Hunderttausende protestieren in der Türkei gegen die, wie sie meinen, immer autoritärere Politik des türkische Ministerpräsident Recep Tayyip Erdogans. Doch der gießt Öl ins Feuer - mit einem harten Polizeieinsatz und umstrittenen Aussagen über die Demonstranten. Mittlerweile gibt es zwei Todesopfer.
Auch außerhalb der Türkei wird inzwischen protestiert: Viele Türkischstämmige in Europa sprechen den Demonstranten in Istanbul, Ankara und Izmir Mut zu. Am Montagabend fand vor dem EU-Parlament in Brüssel die erste Solidaritäts-Veranstaltung für die Protestler mit rund rund 200 Teilnehmern statt. Am Dienstag wollen sie wiederkommen.
Überall in der Türkei gehen die Leute auf die Straße, berichtet ein junger Belgier mit türkischen Wurzeln. In den Großstädten, aber auch in den kleinen Dörfern ist das Fass zum Überlaufen gebracht worden.
Es sind vor allem gemäßigte Muslime, die säkulare Mittelschicht, die in der Türkei ihre Stimme erheben. Darunter auch viele Frauen, die eine schleichende Islamisierung des Landes durch Premierminister Recep Tayyip Erdogan befürchten und um ihre Rechte kämpfen, sagt eine junge Frau, die eng in Kontakt mit ihren Verwandten in Istanbul steht.
Erdogan sei dabei, den laizistischen Staat über Bord zu werfen. Das alte Frauenbild sei dabei zurückzukehren. Sprich: Frauen müssen zu Hause bleiben und Kinder kriegen, dürfen sich nicht kleiden wie sie wollen und müssen ihren Männern gehorchen.

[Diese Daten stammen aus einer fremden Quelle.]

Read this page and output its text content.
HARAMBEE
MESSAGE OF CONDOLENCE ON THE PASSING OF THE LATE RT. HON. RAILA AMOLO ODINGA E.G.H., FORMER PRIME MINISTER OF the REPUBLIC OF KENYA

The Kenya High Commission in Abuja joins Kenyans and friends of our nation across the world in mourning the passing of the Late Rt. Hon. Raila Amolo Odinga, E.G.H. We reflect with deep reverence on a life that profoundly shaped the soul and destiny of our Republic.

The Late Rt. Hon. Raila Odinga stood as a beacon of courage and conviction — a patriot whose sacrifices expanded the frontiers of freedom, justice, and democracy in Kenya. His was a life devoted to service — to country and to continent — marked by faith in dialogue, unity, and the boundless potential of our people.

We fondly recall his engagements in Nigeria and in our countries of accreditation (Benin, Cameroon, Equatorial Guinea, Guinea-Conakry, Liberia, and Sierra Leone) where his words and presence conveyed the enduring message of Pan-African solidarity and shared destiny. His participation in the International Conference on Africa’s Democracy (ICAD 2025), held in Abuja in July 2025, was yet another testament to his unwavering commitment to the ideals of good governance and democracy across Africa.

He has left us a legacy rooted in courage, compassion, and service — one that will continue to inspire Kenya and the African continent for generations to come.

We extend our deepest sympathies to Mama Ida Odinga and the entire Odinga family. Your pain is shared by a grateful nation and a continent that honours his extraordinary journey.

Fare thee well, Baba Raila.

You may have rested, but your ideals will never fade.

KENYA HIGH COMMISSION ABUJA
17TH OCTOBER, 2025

"Wir sind moderne Frauen", erklärt eine andere Teilnehmerin der Solidaritätveranstaltung in Brüssel. "Wir wollen keinen Schritt zurück machen und uns unterdrücken lassen - wie zu Zeiten des osmanischen Reiches."
Von der EU kam am Dienstag erste Kritik am autoritären Führungsstil des türkischen Premiers Erdogan. Der Präsident des Europaparlaments, Martin Schulz, hält den Umgang der türkischen Regierung mit Demonstranten für unvereinbar mit einer EU-Mitgliedschaft. "Um Mitglied der EU zu werden, muss man demokratische Standards einhalten. Wir sehen: Dazu ist er (der türkische Ministerpräsident Erdogan) in ganz bestimmten Momenten nicht bereit", sagte der Politiker am Dienstag im ARD-"Morgenmagazin". "Wir müssen einfach auf die Regierung aus Europa den Druck aufrechterhalten zu sagen: Wenn Du mit uns verhandeln willst, wenn Du zu dieser demokratischen Staatengemeinschaft gehören willst, dann kannst Du nicht Deine Demonstranten niederknüppeln."